Sırplarla Müslümanlar arasında Mart ayının sonuna doğru gerçekleştirilen ateşkes bir hafta sonra Sırplar tarafından bozuldu ve Bosna-Hersek' in bağımsızlığına karşı çıktığından dolayı Sırp milislere destek veren Yugoslav Federal Ordusu Bosna-Hersek'in başkenti Saraybosna'ya girerek havaalanını işgal etti. Sırp işgallerinin başlaması ile birlikte Bosna-Hersek Müslümanları da can endişesi ile vatanlarını terketmeye başladılar. Toplu göç hareketi ilk olarak, Sırpların, halkının % 70'i Müslüman olan Zvornik şehrini işgal etmeleriyle başladı. 13 Nisan 1992 tarihinde de 140 bin Müslüman evini yurdunu bırakarak Bosna-Hersek dışına göçetti.
Sırp milisler işgal ettikleri yerlerde esir ettikleri Müslümanlara çok kötü muamele ediyor, pek çoklarını da insafsızca öldürüyorlardı. Üstelik bu katliamları gerçekleştirirken yaşlı, genç, çocuk, kadın ayrımı yapmıyorlardı. Mesela 15 Nisan 1992 tarihinde Biyelyina şehrine girdiklerinde bin Müslümanı çocuk, kadın, yaşlı ayrımı yapmadan öldürmüşlerdi.
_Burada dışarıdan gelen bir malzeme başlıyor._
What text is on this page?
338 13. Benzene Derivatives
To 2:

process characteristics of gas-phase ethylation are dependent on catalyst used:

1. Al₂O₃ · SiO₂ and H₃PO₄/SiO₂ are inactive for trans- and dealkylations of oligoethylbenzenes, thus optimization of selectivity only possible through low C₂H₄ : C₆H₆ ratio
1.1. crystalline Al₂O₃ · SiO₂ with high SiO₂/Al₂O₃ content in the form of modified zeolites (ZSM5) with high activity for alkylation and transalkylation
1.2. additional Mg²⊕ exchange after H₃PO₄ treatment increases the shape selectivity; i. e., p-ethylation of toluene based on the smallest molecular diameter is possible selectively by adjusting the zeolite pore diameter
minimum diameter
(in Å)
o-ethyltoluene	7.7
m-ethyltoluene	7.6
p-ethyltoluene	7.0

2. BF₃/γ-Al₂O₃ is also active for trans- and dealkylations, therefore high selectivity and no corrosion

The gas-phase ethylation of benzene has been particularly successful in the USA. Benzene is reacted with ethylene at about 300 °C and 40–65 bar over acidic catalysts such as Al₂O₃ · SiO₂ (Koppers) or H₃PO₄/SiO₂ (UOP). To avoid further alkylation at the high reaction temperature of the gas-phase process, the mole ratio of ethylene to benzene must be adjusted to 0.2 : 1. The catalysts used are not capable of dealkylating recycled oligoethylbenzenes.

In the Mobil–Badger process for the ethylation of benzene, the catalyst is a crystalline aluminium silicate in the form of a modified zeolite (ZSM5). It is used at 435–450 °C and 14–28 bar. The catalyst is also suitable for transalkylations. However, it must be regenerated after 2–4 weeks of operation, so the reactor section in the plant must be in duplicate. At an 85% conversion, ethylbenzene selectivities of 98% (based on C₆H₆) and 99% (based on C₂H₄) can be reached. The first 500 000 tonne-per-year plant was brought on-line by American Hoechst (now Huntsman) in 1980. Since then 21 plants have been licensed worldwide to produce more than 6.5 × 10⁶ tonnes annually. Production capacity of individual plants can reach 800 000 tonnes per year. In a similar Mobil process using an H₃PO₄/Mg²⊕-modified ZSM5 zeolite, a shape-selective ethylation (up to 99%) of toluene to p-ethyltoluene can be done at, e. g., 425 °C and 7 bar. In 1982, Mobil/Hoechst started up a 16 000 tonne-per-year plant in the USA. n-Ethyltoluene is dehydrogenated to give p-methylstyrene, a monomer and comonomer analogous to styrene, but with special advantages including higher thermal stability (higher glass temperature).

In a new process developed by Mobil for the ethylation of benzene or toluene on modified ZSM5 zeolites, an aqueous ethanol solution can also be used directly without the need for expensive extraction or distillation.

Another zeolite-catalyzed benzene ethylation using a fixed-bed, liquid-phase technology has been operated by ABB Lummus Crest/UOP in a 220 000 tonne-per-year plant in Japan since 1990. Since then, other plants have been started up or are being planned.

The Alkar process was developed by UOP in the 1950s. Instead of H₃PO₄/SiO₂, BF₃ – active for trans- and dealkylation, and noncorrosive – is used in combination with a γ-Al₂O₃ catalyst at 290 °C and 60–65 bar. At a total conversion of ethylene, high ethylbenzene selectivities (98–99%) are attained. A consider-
Sırpların bu uygulamaları Müslümanların göç hareketine daha da hız kazandırdı. Çünkü henüz toprakları işgal edilmemiş olan Müslümanlar da gelecekleri açısından endişeye kapılıyor ve Sırpların kendi topraklarına da girerek işgal etmiş oldukları bölgelerde ele geçirdikleri Müslümanlara yaptıklarının aynısını kendilerine de yapabileceklerini düşünüyorlardı.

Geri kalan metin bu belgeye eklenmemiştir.